New York City, October 15, 2007 -- Moderated by Court TV journalist Ashleigh Banfield, “The Changing Definition of Date Rape” Symposium brought together John Jay students and a panel of experts for a thought-provoking, often emotional discussion.

Co-sponsored with Cosmopolitan magazine, the standing room only event was prompted by “A New Kind of Date Rape,” an article written by Washington Post reporter Laura Sessions Stepp about “gray rape” that appeared in the magazine’s September issue.

“From time to time, outside institutions approach us to engage in discussions on important, tough topics,” noted John Jay President Jeremy Travis in his welcoming remarks.  “I’m honored that Cosmopolitan asked us to put on this forum.”

The Cosmopolitan article defined gray rape as “sex that falls somewhere between consent and denial and is even more confusing than date rape because often both parties are unsure of who wanted what.”  Author Stepp observed that a typical situation would involve both parties getting drunk, having sex, and the woman subsequently being unable to remember if she said “no” — or said it forcefully enough. 

Neil Irvin, national director of Men Can Stop Rape, insisted that the phenomenon was nothing new.  “Rape is still rape,” Irvin declared, “and it does us a disservice when young men and women are confused about this.”

Factors that some identified as contributing to the “gray rape” conundrum — including drinking behavior and the emergence of a “hook-up culture” — were dismissed by anti-violence activist Joe Samalin and others as red herrings.  “It lessens men’s ability to understand the word ‘no.’ We still need to hold a lot more men accountable for their actions,” stressed Samalin.

A specialist in intimate-partner violence, Professor Chitra Raghavan of John Jay’s psychology department took exception to the Cosmopolitan article’s assertion that women have been empowered to pursue their sexuality.  “What’s happened is that women are not legislated anymore,” noted Raghavan.  “There’s a huge difference for it to be legal for women to pursue sex and for it to be socially acceptable for women to pursue sex.”

According to Raghavan, “studies have shown that women’s sexual interactions do not change significantly if they have been drinking.  Bringing alcohol into the discussion is characteristic of the tendency to blame women in sexual assault cases.  We blame alcohol, or the hookup culture, rather than the perpetrator.”

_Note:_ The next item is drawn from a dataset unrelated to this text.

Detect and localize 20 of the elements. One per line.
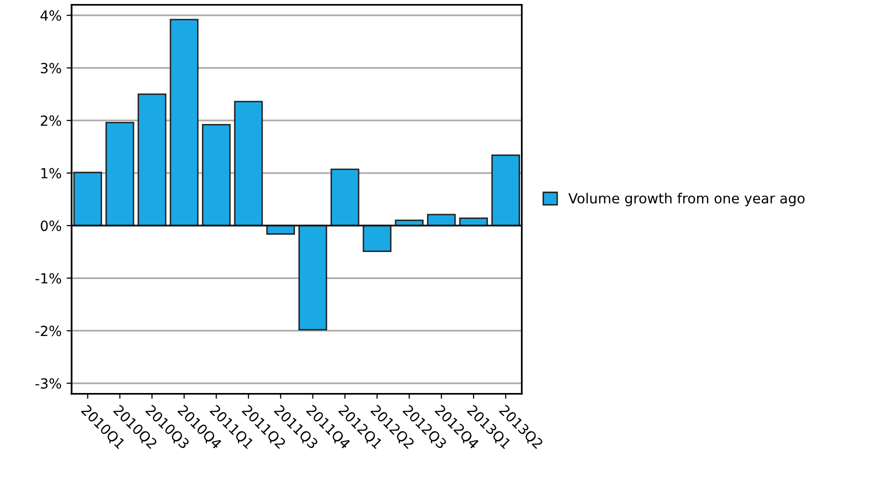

“Women under the influence of alcohol don’t communicate any differently from those who are sober,” asserted Katie Gentile, director of John Jay Women’s Center.  “Rape is the least falsely reported crime, and the hardest to convict.”  She cited a Massachusetts study that found “men use alcohol all the time to ply their dates to them to be submissive enough to get raped.”

Panelist Linda Fairstein, former prosecutor in charge of the sex crimes unit for the Manhattan district attorney’s office for 25 years, maintained that in the criminal justice system there’s no such thing as gray rape.  “Gray rape is not a new term and not a new experience,” remarked Fairstein.  “It’s always been my job in law enforcement to separate out the facts.  Every case has to be looked at carefully — and differently.”

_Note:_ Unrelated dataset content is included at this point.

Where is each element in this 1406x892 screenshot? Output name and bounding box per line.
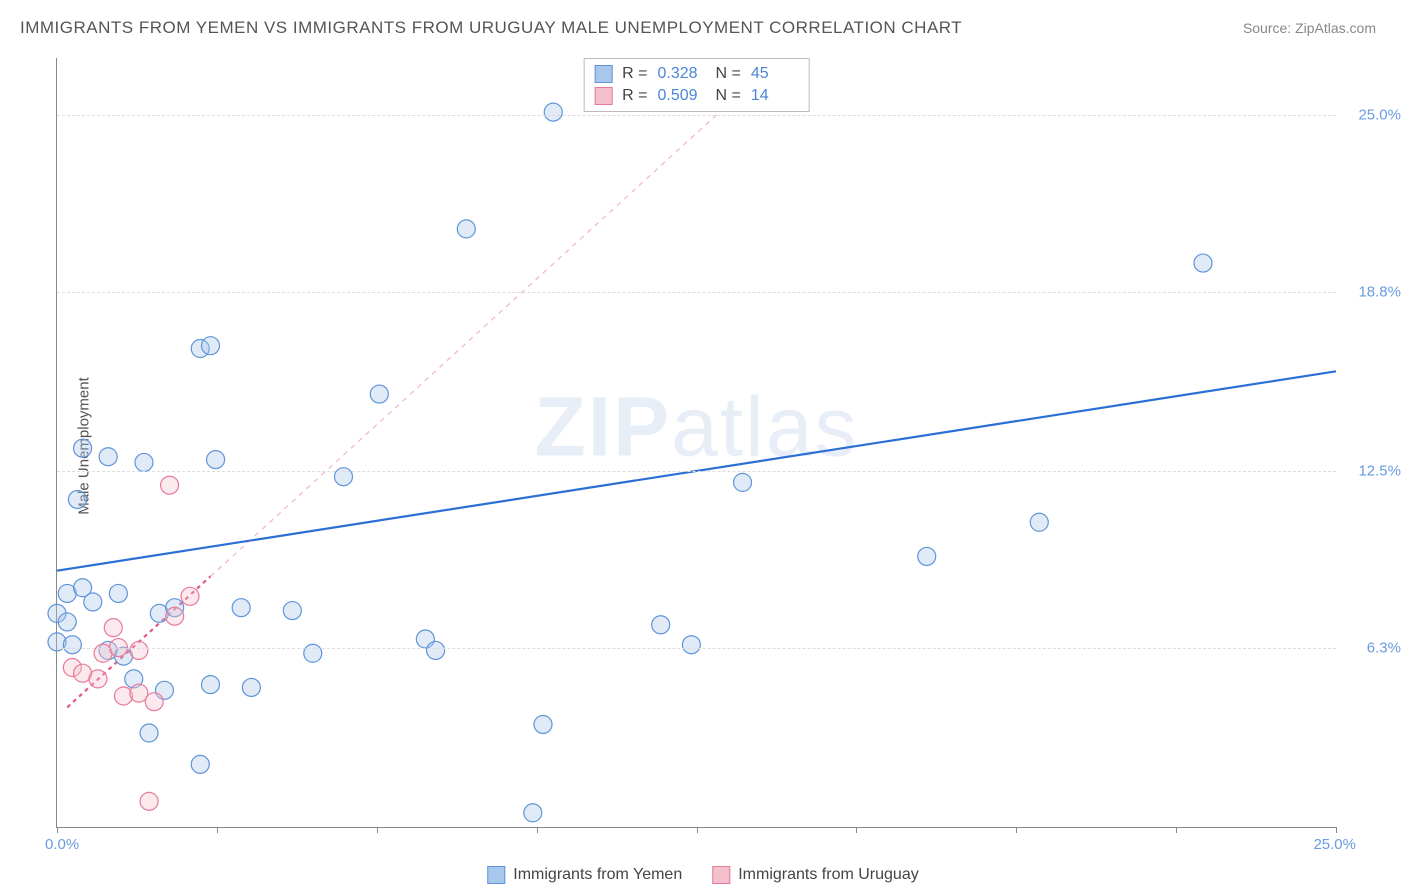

“It can still be rape if a woman doesn’t say no but still doesn’t say yes,” commented panelist Robert Laurino, chief assistant prosecutor in Essex County, NJ.  He pointed to what he saw as a larger question in such cases, namely the recreational use of drugs and alcohol, which he said has started to reach the proportions of a “public health crisis.”

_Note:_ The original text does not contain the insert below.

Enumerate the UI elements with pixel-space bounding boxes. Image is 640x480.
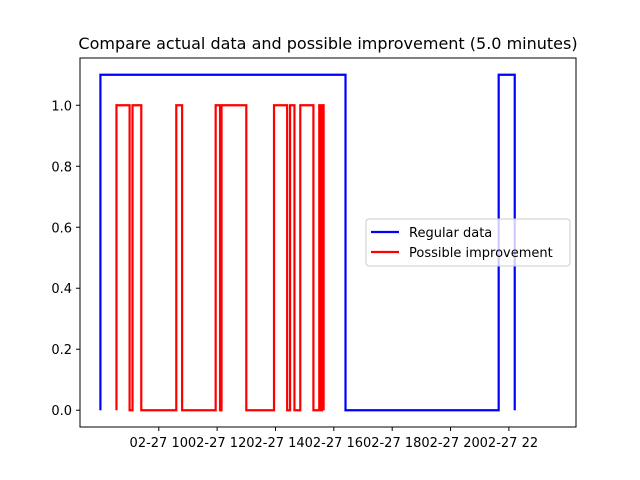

According to one study cited by Laurino, 40 percent of women who are examined for sexual assault, admitted that they used drugs or alcohol.  “Predators use alcohol strategically,” Laurino continued, “because they know it’s going to impair the credibility of the victim.”

Pointing to the prevailing culture of masculinity, Irvin of Men Can Stop Rape added that teaching men what to think and do regarding sexual assault is more valuable than teaching women how to deal with it.

“We live in a man’s world and women don’t know they have the right to say no,” pointed out one female student.  “It’s important for women not to blame ourselves,” said another student.  “It’s about men’s accountability.”